Multimodal model support in mistral.rs

Mistral.rs supports various modalities of models, including multimodal models. Multimodal models take images, audio, and text as input and have the capability to reason over all of them.

Please see docs for the following model types:

Phi 3 Vision: PHI3V.md
Idefics2: IDEFICS2.md
LLaVA and LLaVANext: LLAVA.md
Llama 3.2 Vision: VLLAMA.md
Qwen2-VL: QWEN2VL.md
Idefics 3 and Smol VLM: IDEFICS3.md
Phi 4 Multimodal: PHI4MM.md
Gemma 3: GEMMA3.md
Gemma 3n: GEMMA3N.md
Gemma 4: GEMMA4.md
Mistral 3: MISTRAL3.md
Llama 4: LLAMA4.md
Qwen 3-VL: QWEN3VL.md
Qwen 3.5: QWEN3_5.md
MiniCPM-O 2.6: MINICPMO_2_6.md

CLI one-shot mode

You can query multimodal models directly from the command line using -i with --image, --video, or --audio:

bash

# Image
mistralrs run -m google/gemma-4-E4B-it --image photo.jpg -i "Describe this image"

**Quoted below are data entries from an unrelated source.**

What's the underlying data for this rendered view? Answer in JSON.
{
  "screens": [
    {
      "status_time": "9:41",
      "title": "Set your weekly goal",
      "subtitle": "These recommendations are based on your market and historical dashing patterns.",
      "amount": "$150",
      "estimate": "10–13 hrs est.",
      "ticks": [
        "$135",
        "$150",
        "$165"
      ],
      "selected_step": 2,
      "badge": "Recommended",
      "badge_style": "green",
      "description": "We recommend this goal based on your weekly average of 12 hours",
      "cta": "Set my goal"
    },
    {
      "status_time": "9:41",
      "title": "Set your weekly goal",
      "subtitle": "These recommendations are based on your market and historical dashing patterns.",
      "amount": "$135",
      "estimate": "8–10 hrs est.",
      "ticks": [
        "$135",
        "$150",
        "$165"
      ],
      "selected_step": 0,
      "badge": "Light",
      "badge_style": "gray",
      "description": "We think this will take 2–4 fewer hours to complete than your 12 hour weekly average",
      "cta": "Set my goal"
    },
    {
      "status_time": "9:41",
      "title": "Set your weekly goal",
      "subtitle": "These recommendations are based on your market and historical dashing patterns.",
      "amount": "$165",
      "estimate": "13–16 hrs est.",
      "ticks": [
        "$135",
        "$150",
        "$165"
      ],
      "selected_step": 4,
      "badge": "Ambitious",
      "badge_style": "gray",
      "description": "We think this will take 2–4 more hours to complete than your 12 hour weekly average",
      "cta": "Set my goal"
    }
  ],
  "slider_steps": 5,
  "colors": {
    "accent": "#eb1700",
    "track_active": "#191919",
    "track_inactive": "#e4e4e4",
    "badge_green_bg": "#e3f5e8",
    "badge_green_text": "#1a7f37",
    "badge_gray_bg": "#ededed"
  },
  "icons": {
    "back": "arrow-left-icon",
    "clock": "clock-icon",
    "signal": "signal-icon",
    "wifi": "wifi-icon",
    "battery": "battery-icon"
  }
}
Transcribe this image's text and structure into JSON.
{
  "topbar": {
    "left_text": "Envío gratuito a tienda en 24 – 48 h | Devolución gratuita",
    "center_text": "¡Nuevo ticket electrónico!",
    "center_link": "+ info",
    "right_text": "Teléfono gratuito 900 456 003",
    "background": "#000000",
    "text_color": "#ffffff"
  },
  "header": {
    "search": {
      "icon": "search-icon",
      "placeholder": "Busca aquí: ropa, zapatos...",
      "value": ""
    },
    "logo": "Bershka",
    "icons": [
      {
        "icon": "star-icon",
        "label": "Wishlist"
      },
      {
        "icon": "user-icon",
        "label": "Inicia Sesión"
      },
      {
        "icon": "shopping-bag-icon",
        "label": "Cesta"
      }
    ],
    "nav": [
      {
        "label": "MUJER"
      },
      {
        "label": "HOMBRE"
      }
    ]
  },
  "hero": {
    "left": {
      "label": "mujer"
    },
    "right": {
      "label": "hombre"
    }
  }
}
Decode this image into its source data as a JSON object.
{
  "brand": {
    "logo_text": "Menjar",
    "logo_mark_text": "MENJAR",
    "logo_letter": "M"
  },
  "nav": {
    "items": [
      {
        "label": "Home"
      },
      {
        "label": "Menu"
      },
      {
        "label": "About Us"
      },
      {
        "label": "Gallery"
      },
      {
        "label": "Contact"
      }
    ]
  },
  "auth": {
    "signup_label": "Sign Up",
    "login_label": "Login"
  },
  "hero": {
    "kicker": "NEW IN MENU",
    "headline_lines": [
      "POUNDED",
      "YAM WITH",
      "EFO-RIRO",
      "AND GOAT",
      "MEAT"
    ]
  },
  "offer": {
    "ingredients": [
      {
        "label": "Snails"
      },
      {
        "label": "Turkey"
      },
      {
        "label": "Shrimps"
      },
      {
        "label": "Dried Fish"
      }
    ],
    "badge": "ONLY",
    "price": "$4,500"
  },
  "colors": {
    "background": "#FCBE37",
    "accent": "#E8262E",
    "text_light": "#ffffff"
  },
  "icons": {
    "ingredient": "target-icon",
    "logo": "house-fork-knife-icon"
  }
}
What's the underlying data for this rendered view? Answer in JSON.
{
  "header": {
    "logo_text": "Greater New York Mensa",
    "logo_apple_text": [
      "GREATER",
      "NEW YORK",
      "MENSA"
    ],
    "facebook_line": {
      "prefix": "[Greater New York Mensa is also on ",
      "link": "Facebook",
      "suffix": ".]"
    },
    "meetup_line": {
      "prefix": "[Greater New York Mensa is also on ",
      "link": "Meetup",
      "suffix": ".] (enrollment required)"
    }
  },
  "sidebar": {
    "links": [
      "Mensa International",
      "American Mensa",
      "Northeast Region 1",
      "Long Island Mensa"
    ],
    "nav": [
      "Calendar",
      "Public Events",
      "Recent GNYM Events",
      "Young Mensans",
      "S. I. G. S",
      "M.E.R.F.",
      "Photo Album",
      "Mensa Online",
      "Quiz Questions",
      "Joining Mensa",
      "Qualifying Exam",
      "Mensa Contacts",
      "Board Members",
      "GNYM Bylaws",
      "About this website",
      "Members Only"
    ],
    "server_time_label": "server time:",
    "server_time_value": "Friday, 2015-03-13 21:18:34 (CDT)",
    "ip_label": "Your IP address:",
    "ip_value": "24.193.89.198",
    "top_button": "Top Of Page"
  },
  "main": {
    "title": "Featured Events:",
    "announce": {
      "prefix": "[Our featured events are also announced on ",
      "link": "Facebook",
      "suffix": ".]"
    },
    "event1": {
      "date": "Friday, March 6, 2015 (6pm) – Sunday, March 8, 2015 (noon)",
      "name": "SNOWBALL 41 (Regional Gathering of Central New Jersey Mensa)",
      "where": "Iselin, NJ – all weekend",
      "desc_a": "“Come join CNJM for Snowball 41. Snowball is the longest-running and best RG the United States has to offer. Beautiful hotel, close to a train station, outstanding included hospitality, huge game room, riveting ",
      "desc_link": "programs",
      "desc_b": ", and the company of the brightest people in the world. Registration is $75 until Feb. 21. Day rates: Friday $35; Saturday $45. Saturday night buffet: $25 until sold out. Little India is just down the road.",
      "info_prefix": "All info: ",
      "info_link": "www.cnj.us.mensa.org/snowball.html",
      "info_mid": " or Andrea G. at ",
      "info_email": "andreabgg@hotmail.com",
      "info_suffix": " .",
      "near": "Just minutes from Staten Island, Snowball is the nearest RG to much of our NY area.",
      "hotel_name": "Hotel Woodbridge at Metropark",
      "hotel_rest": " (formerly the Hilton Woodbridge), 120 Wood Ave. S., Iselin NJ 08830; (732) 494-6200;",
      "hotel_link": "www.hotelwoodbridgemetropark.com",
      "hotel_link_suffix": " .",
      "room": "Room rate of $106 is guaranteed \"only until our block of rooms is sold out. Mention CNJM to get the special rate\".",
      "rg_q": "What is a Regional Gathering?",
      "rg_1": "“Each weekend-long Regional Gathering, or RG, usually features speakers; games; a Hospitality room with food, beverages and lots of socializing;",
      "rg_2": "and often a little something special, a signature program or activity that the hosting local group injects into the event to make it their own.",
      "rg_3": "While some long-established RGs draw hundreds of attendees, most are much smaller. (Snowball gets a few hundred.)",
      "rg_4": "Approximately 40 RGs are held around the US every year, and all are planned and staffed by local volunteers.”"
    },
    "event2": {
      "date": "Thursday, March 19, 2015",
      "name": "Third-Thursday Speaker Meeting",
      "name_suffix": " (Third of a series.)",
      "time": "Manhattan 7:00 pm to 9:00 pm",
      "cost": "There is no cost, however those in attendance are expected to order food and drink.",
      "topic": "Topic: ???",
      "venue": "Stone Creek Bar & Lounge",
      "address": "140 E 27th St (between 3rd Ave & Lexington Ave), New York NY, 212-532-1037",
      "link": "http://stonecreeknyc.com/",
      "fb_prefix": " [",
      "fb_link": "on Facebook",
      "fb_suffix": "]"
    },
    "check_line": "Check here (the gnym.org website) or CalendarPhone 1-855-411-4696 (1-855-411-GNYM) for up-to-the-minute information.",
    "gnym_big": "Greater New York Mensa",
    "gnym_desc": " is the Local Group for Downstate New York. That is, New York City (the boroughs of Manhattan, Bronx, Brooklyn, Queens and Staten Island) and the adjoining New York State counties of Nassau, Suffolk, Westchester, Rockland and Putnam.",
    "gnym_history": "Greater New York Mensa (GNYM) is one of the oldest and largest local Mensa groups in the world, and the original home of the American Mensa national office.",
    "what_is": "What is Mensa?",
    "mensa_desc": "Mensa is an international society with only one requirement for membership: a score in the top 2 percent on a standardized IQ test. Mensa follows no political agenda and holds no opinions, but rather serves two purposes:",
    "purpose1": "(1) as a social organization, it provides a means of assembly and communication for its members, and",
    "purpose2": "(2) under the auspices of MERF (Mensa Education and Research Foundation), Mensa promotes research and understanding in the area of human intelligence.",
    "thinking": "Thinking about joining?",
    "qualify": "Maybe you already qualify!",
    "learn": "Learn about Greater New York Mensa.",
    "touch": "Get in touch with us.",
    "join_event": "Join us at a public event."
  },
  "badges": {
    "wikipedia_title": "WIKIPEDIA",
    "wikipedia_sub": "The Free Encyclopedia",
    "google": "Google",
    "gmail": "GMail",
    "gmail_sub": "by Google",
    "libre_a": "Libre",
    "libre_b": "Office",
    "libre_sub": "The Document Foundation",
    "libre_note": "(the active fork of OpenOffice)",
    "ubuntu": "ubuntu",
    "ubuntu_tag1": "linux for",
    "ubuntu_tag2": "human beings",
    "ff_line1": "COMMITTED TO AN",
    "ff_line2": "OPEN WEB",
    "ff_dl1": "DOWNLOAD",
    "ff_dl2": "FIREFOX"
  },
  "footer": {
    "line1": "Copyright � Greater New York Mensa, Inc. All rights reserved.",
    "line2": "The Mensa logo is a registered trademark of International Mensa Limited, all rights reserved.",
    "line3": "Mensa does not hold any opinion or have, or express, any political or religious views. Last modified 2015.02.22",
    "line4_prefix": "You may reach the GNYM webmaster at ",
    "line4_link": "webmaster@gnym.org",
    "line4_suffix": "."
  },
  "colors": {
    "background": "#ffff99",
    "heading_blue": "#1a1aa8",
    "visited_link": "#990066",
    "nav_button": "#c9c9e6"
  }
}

# Video (requires FFmpeg for non-GIF formats, see VIDEO.md)
mistralrs run -m google/gemma-4-E4B-it --video clip.mp4 -i "What happens in this video?"

# Audio
mistralrs run -m google/gemma-4-E4B-it --audio recording.wav -i "Transcribe this audio"

# Multiple inputs
mistralrs run -m google/gemma-4-E4B-it --image a.jpg --image b.jpg -i "Compare these images"

See the full CLI reference for all options.

Note for the Python and HTTP APIs: We follow the OpenAI specification for structuring the image messages and allow both base64 encoded images as well as a URL/path to the image. There are many examples of this, see this Python example.